Only when money is involved will there ever be a change.
Fire the chief of police. Or vote him out.
originally posted by: C0le
This threads a great example of cop hate regardless of reality. The guy was given a lawful order to exit the vehicle, he chose to disregard that lawful order, end of story.
originally posted by: matafuchs
Seat belt stop becomes an issue when he reached into a backpack...
we also found that in Indiana law, a seatbelt violation is considered the lowest of petty violations, not to have a fine more than $25, with no reporting of the violation to insurance. And that seatbelt violations are not to be used as a pretext for stopping a vehicle, or persons in a vehicle, for which police have other suspicions beyond the seatbelt violation.
Sec. 3. A vehicle may be stopped to determine compliance with this chapter. However, a vehicle, the contents of a vehicle, the driver of a vehicle, or a passenger in a vehicle may not be inspected, searched, or detained solely because of a violation of this chapter.
A person who, when ordered by a law enforcement officer to assist the officer in the execution of the officer's duties, knowingly or intentionally, and without a reasonable cause, refuses to assist commits refusal to aid an officer, a Class B misdemeanor.
IF YOU ARE STOPPED IN YOUR CAR
Stop the car in a safe place as quickly as possible. Turn off the car, turn on the internal light, open the window part way and place your hands on the wheel.

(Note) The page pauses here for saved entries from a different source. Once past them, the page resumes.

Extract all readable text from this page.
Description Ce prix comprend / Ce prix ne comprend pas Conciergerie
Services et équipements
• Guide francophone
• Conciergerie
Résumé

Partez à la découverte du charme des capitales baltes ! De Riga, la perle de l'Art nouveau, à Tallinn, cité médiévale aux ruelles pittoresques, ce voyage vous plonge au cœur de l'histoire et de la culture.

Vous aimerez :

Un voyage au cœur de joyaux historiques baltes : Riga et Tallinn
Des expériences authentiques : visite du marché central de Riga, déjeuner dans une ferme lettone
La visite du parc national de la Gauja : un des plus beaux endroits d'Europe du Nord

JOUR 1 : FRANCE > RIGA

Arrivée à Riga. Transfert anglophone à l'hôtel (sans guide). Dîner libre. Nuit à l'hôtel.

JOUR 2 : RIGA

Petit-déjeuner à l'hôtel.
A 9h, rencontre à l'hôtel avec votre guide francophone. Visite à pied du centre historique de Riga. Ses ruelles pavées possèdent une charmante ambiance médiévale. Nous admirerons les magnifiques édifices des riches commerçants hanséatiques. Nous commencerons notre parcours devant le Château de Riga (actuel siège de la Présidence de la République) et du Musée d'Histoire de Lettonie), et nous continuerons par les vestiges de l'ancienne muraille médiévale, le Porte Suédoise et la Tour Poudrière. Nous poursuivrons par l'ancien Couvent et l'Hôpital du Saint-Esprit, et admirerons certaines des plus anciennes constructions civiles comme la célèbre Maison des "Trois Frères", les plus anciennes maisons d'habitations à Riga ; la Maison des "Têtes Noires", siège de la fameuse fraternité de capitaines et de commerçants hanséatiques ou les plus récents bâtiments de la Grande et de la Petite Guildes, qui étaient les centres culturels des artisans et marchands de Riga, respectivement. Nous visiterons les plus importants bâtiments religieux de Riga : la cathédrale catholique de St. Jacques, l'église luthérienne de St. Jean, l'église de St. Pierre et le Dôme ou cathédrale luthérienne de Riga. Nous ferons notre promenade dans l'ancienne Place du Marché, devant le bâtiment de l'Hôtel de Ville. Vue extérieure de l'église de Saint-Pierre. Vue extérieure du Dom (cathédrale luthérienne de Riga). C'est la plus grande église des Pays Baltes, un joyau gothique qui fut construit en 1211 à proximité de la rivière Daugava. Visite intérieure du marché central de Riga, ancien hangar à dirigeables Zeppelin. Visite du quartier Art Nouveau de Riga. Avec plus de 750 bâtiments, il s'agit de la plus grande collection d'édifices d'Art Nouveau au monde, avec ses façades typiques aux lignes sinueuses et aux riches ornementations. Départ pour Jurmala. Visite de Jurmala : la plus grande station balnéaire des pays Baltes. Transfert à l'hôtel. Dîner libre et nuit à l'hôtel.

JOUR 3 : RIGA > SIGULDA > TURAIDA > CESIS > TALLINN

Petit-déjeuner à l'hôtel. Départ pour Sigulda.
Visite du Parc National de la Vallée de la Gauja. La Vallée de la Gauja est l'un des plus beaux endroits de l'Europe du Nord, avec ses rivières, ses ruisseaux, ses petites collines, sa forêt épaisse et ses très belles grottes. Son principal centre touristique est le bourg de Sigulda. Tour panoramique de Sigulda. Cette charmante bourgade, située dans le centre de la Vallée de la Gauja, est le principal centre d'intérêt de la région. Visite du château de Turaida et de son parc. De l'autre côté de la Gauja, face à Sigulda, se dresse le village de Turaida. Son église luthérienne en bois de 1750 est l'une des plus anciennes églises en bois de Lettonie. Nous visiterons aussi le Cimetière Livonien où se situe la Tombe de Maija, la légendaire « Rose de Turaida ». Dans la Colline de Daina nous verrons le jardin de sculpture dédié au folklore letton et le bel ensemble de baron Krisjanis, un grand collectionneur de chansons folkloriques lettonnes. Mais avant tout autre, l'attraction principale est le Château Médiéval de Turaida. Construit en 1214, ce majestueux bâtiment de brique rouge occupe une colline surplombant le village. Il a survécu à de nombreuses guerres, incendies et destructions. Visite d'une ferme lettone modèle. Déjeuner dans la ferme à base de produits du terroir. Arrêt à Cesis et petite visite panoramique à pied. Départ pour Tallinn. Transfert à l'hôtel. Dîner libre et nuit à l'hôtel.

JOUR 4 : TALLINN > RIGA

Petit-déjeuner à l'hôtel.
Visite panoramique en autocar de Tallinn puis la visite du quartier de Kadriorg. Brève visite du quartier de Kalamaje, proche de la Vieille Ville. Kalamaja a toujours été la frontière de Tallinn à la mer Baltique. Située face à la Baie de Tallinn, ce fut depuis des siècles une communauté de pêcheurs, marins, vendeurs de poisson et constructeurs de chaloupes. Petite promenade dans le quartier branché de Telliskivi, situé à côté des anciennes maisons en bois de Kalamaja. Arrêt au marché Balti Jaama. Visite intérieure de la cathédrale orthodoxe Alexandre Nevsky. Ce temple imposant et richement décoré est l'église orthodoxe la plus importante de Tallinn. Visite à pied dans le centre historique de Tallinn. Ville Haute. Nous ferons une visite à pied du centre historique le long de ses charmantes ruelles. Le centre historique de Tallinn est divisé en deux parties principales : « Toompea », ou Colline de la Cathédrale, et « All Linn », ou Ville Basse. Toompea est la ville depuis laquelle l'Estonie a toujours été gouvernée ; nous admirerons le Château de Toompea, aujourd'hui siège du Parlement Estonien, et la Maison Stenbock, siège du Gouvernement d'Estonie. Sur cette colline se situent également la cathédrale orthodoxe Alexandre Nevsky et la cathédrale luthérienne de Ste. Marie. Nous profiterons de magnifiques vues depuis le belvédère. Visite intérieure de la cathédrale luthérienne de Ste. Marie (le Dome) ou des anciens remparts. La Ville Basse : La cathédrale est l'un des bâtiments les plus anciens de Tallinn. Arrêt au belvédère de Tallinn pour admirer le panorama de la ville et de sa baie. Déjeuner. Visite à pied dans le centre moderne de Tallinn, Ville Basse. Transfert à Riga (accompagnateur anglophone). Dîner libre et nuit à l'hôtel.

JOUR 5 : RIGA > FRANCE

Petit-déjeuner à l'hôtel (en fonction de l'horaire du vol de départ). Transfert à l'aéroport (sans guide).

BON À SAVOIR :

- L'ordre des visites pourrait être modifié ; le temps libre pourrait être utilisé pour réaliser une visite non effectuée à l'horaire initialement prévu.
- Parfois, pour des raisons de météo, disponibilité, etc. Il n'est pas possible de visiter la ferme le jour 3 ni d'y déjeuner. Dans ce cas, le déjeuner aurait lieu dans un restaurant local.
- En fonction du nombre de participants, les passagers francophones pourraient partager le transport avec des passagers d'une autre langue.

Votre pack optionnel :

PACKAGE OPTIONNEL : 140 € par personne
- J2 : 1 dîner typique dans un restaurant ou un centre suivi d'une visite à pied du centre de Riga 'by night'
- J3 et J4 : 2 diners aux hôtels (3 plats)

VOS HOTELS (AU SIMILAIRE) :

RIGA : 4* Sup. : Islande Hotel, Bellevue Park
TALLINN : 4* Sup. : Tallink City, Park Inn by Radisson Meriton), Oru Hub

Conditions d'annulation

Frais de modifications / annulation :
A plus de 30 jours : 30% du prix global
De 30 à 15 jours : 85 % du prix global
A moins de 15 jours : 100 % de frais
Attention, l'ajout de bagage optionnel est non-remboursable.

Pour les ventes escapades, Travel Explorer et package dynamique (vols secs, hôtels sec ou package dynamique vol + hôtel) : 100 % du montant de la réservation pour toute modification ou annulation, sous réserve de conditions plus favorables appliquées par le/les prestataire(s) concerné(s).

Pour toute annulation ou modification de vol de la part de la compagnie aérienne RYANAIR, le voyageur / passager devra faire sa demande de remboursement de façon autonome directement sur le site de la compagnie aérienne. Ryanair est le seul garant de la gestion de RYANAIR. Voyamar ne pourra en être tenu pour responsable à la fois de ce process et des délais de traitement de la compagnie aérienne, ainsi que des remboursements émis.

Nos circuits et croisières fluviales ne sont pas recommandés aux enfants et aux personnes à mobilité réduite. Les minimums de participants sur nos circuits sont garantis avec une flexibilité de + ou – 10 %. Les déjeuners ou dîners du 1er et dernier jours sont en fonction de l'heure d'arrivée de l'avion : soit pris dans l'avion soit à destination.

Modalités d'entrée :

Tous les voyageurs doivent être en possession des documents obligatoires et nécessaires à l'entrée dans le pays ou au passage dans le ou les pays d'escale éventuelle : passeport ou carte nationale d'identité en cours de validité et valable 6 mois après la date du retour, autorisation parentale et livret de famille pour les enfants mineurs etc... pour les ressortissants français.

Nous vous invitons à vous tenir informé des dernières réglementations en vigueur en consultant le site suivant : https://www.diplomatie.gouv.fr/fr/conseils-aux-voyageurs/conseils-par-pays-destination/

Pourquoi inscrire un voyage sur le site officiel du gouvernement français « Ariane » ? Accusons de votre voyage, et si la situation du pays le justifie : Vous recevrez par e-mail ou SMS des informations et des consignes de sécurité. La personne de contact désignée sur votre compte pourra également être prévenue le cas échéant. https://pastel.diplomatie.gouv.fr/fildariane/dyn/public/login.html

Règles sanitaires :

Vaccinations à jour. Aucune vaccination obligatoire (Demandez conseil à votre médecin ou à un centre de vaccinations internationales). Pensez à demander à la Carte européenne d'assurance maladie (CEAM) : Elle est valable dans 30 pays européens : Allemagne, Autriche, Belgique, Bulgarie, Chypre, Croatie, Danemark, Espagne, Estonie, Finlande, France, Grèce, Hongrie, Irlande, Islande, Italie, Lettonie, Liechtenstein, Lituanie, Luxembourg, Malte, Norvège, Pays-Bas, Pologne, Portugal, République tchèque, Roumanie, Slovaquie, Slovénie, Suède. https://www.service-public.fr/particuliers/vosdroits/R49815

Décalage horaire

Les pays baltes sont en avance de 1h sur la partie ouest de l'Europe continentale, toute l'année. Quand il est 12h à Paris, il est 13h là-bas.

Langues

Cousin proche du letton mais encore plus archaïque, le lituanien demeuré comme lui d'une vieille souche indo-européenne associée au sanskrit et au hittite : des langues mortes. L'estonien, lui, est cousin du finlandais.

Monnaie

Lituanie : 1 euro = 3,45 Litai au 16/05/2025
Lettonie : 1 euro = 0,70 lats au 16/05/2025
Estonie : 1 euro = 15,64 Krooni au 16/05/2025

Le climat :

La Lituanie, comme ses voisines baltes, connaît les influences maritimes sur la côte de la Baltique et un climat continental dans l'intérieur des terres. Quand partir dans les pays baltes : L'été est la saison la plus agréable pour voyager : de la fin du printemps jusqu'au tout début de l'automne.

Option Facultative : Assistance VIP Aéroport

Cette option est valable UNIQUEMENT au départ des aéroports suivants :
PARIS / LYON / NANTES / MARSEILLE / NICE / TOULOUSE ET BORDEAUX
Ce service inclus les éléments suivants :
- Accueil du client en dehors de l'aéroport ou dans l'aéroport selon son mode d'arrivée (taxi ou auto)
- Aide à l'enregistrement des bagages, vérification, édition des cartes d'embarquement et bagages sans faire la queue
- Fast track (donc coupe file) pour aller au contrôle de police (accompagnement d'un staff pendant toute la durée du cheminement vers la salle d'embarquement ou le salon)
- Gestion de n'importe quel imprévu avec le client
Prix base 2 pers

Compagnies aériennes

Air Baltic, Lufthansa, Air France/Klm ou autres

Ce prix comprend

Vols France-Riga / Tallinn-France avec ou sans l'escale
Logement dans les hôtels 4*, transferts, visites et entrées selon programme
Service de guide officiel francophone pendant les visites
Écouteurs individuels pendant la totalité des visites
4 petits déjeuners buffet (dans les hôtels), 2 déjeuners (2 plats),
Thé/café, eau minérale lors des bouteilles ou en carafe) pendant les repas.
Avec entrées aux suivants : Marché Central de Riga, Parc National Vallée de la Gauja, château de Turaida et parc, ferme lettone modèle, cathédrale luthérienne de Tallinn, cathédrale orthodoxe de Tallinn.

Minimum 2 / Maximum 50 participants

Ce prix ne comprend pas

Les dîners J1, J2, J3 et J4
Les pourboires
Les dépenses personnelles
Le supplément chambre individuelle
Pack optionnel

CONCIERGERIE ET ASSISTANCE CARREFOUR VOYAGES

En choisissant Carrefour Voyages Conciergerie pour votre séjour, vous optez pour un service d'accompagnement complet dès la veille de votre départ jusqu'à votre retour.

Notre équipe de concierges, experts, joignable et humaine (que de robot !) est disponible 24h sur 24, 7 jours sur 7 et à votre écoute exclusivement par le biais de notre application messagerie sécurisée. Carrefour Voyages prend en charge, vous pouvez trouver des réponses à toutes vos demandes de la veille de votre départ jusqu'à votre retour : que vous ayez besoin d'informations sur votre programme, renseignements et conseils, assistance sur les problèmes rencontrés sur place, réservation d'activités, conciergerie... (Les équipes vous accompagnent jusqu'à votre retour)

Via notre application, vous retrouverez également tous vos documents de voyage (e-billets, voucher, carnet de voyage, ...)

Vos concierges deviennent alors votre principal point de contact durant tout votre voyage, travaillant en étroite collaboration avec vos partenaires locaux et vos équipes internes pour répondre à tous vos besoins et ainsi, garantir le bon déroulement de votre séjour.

Upon request, show police your driver's license, registration and proof of insurance.
If an officer or immigration agent asks to look inside your car, you can refuse to consent to the search. But if police believe your car contains evidence of a crime, your car can be searched without your consent.
Both drivers and passengers have the right to remain silent. If you are a passenger, you can ask if you are free to leave. If the officer says yes, sit silently or calmly leave. Even if the officer says no, you have the right to remain silent.
Here's the lawsuit
See what I posted above. Police in Indiana are prevented, by state law, for using a seatbelt stop as a pretext to look for other potential violations.
As soon as they were stopped, the police put a spike strip in front of the car.
Jamal, the passenger, was reaching into the backpack to get a ticket that had all his information on it, because he didn't have ID.
And told the officers that's what he was doing.